Die Forscher um Gallup sehen in den Ergebnissen keine abstrusen Korrelationen, sondern ein Phänomen, dem man näher auf den Grund gehen sollte. Gähnen ist ein weitverbreitetes Verhalten. Nahezu alle Wirbeltiere gähnen, von den Fischen über die Reptilien bis hin zu den Vögeln und Säugetieren. Ein so häufig vorkommendes Verhalten kann nicht ohne Bedeutung sein, allerdings ist diese immer noch nicht hinreichend aufgeklärt worden.

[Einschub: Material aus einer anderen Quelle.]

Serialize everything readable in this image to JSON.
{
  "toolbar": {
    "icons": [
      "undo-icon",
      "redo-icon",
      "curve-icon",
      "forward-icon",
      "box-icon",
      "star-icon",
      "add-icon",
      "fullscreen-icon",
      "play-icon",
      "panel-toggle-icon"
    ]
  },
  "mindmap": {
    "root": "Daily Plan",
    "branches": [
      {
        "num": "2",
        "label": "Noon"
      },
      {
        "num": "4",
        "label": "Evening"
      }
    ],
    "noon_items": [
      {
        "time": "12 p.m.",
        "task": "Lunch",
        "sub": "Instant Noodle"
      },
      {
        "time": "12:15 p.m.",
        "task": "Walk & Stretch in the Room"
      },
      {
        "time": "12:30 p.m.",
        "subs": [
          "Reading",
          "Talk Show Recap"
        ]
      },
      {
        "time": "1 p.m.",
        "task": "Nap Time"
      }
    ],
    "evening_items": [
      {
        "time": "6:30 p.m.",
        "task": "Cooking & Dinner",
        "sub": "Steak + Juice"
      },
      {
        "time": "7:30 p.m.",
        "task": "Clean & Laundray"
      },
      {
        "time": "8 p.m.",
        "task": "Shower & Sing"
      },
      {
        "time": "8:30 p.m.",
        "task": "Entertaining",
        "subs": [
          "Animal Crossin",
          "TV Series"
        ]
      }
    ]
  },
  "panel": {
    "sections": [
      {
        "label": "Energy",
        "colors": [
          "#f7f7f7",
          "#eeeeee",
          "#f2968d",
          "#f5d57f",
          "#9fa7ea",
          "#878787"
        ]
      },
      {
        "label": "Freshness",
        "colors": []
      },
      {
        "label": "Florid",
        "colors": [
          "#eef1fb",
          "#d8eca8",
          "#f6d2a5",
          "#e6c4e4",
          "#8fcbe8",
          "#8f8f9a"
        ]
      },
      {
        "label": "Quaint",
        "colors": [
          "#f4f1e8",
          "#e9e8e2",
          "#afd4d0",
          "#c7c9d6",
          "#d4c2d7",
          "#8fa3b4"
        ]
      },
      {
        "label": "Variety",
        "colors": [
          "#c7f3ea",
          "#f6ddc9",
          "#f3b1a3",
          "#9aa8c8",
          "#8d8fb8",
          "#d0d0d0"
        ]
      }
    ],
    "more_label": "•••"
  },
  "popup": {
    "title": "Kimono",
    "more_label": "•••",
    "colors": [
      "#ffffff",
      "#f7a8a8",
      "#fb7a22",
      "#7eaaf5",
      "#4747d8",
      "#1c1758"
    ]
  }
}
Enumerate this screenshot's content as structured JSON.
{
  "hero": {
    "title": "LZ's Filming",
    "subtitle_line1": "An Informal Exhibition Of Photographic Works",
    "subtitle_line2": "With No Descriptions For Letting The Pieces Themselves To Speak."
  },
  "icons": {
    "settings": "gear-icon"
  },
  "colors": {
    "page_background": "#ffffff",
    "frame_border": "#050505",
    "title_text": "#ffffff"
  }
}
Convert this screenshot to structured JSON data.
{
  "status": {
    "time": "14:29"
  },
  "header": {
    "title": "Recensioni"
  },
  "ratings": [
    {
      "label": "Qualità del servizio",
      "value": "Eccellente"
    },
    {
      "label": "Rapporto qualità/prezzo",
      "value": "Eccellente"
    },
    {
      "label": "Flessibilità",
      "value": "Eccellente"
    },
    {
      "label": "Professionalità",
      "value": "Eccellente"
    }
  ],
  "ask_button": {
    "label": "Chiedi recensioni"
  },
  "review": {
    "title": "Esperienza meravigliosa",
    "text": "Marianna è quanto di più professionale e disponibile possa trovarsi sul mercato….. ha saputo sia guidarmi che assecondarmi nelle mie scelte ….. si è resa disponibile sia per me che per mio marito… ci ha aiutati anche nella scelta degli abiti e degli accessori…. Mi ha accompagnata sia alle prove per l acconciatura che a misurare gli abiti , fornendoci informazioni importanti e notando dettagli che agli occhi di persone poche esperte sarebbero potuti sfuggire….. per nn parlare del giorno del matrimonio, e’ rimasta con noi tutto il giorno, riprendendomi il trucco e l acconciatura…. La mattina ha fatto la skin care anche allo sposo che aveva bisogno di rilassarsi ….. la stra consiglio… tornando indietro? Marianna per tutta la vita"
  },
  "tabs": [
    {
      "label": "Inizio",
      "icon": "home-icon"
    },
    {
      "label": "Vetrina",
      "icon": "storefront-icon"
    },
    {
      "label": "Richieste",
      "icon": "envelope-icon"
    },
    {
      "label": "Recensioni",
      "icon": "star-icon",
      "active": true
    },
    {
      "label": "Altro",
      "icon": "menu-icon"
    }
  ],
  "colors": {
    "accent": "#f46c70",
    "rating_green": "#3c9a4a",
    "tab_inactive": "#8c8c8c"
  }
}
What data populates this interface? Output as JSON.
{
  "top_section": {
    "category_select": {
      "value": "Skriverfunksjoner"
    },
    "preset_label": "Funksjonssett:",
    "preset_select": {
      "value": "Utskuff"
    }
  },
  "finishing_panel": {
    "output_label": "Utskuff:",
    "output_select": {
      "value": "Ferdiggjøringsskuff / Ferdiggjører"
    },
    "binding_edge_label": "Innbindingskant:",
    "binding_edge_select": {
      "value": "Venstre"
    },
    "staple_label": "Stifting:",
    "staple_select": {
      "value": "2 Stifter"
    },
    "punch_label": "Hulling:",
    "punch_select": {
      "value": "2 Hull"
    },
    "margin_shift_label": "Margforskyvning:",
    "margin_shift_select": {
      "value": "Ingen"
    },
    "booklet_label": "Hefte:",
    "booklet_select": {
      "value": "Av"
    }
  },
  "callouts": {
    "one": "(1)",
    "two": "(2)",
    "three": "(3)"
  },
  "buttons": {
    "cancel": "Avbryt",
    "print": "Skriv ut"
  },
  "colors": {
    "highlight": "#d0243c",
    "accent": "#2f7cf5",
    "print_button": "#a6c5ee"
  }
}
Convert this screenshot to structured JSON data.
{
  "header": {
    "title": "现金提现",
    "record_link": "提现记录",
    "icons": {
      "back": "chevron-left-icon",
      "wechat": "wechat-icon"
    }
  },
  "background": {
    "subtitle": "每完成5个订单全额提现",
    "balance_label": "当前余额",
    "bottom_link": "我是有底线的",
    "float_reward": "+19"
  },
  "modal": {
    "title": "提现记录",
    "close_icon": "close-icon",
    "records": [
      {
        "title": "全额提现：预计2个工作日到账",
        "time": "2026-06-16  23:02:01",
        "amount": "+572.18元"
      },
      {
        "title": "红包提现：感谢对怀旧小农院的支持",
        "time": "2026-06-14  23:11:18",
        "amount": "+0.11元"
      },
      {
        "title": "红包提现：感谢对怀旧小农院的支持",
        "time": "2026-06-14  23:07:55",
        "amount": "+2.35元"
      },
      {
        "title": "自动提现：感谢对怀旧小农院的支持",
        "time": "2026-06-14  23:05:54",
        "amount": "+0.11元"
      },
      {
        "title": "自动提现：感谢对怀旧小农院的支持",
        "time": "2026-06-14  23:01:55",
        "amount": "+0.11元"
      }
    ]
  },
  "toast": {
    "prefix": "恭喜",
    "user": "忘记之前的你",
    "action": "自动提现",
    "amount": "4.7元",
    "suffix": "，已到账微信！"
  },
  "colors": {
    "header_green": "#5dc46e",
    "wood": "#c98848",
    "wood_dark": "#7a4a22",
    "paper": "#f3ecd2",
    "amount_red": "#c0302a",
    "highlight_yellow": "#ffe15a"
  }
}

Gähnen könnte das Gehirn aus einem Dämmerzustand holen, es über tiefes Einatmen besser durchbluten und abkühlen. Gegenüber der „Los Angeles Times“ äußerte Gallup die Vermutung, dass das Gähnen vermutlich eine ähnliche Wirkung auf das Gehirn hat wie das Dehnen auf die Körpermuskulatur. Dehnen erhöhe entscheidend die Blutzirkulation und versorge die gesamte Muskulatur mit mehr Energie - sprich: Glukose und Sauerstoff. Um die gleiche Wirkung beim Gehirn zu erzielen, müssten Lebewesen mit einem großen und komplexen Gehirn eben länger gähnen.